For the uninitiated, klezmer music is a genre of Jewish music that goes back centuries. Originally played by itinerant musicians traveling from shtetl (village) to shtetl, they played at weddings and other joyous occasions. Klezmer music owes its distinctive style to numerous cultural influences — from Jewish liturgical prayer modes to the folk music of Romania, Poland, and Russia. As klezmorim (klezmer musicians) traveled they picked up musical motifs and incorporated them, weaving a rich tradition, characterized by the weeping of mellow clarinet (Benny Goodman's classic "And the Angels Sing" is in fact a klezmer melody called "Der Shtiller Bulgar" that long predates Goodman's use of the tune); the frantic and joyous tripping of a bow playing across a fiddle at near-impossible speed (think Fiddler on the Roof, only more authentic), and other (usually portable) instrumentation.
The Rough Guide is a collection of 18 klezmer tunes performed by some of the most important names in modern klezmer music. Although klezmer music has been around since the 15th century or so, the 1980s saw a renaissance, a revival of interest in this ancient Jewish folk music. Andy Statman, The Klezmer Conservatory Band, Kapelye, and Klezmorim were at the forefront of a rebirth and re-invigoration of this joyous genre.
Building on what these revival groups began, new groups, also represented in this compilation, sought to seize upon true klezmer tradition by importing the flavors of modern American music, including jazz, rock, and bluegrass.

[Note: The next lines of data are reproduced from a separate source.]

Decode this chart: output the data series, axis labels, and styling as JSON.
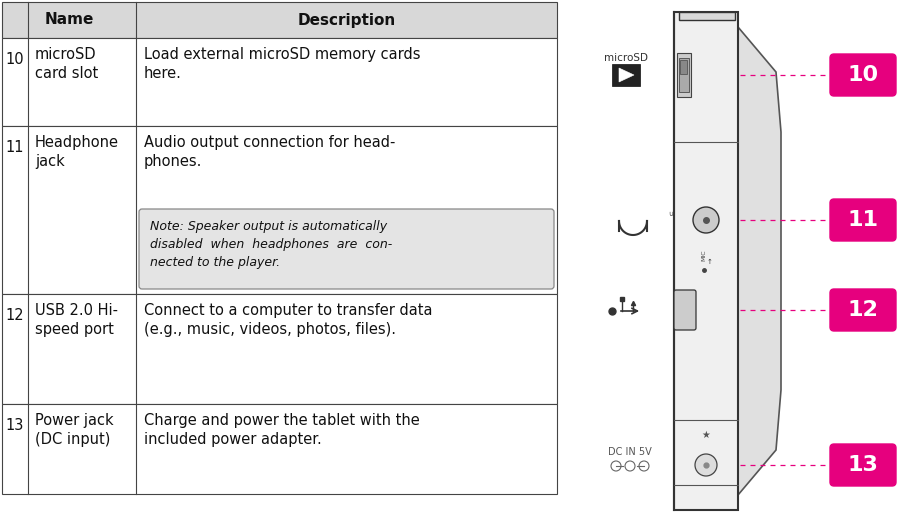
{
  "bg_color": "#ffffff",
  "header_bg": "#d8d8d8",
  "border_color": "#444444",
  "note_bg": "#e4e4e4",
  "magenta": "#e6007e",
  "rows": [
    {
      "num": "10",
      "name": "microSD\ncard slot",
      "desc": "Load external microSD memory cards\nhere.",
      "note": null
    },
    {
      "num": "11",
      "name": "Headphone\njack",
      "desc": "Audio output connection for head-\nphones.",
      "note": "Note: Speaker output is automatically\ndisabled  when  headphones  are  con-\nnected to the player."
    },
    {
      "num": "12",
      "name": "USB 2.0 Hi-\nspeed port",
      "desc": "Connect to a computer to transfer data\n(e.g., music, videos, photos, files).",
      "note": null
    },
    {
      "num": "13",
      "name": "Power jack\n(DC input)",
      "desc": "Charge and power the tablet with the\nincluded power adapter.",
      "note": null
    }
  ]
}
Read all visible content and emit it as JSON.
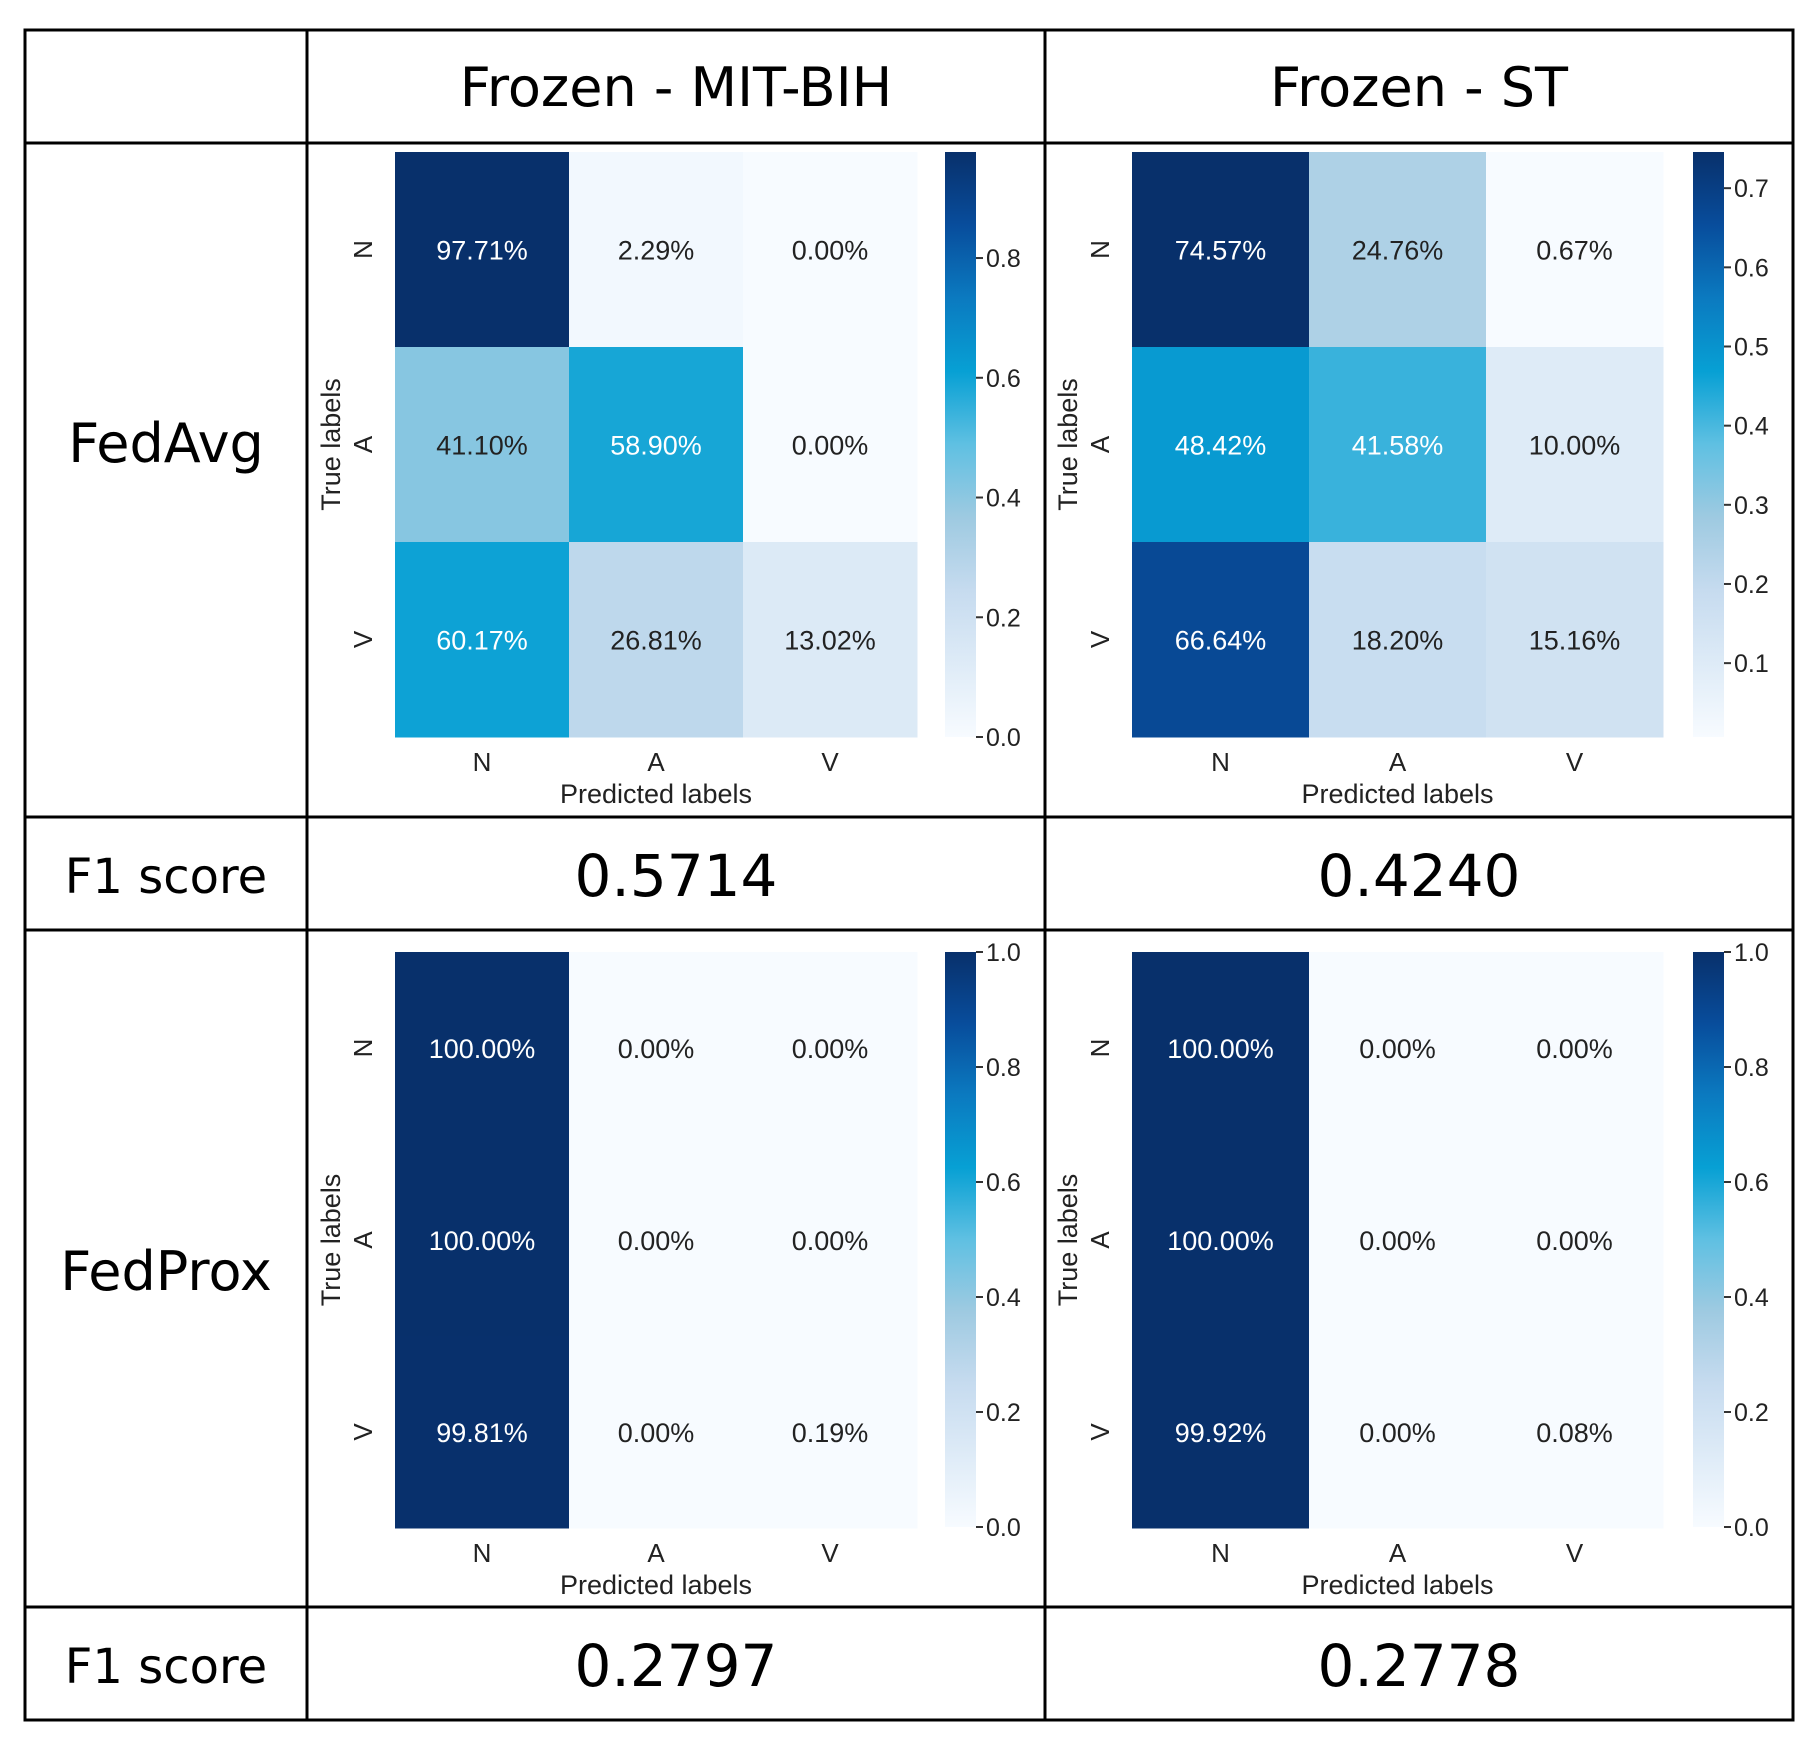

Having performed klezmer music for more than 15 years, it was refreshing to see a compilation that did not include only the "usual suspects" — the standards. The album's selections are slightly more obscure, including several that I have never before heard performed. They were brought to life by klezmer luminaries such as the clarinet virtuoso Giora Feidman ("Dancing with the Rabbi") and The Klezmer Conservatory Band (one of my favorite klezmer ensembles). I enjoyed the smoky, very jazzy, vocals of "Café Jew Zoo" performed by Yale Strom with Hot Pstromi and Klass J. "Ode to Favourtism and Corruption" by the UK-based Merlin Shepherd Kapelye is a classical-influenced ditty, that was an amusing finale to the CD.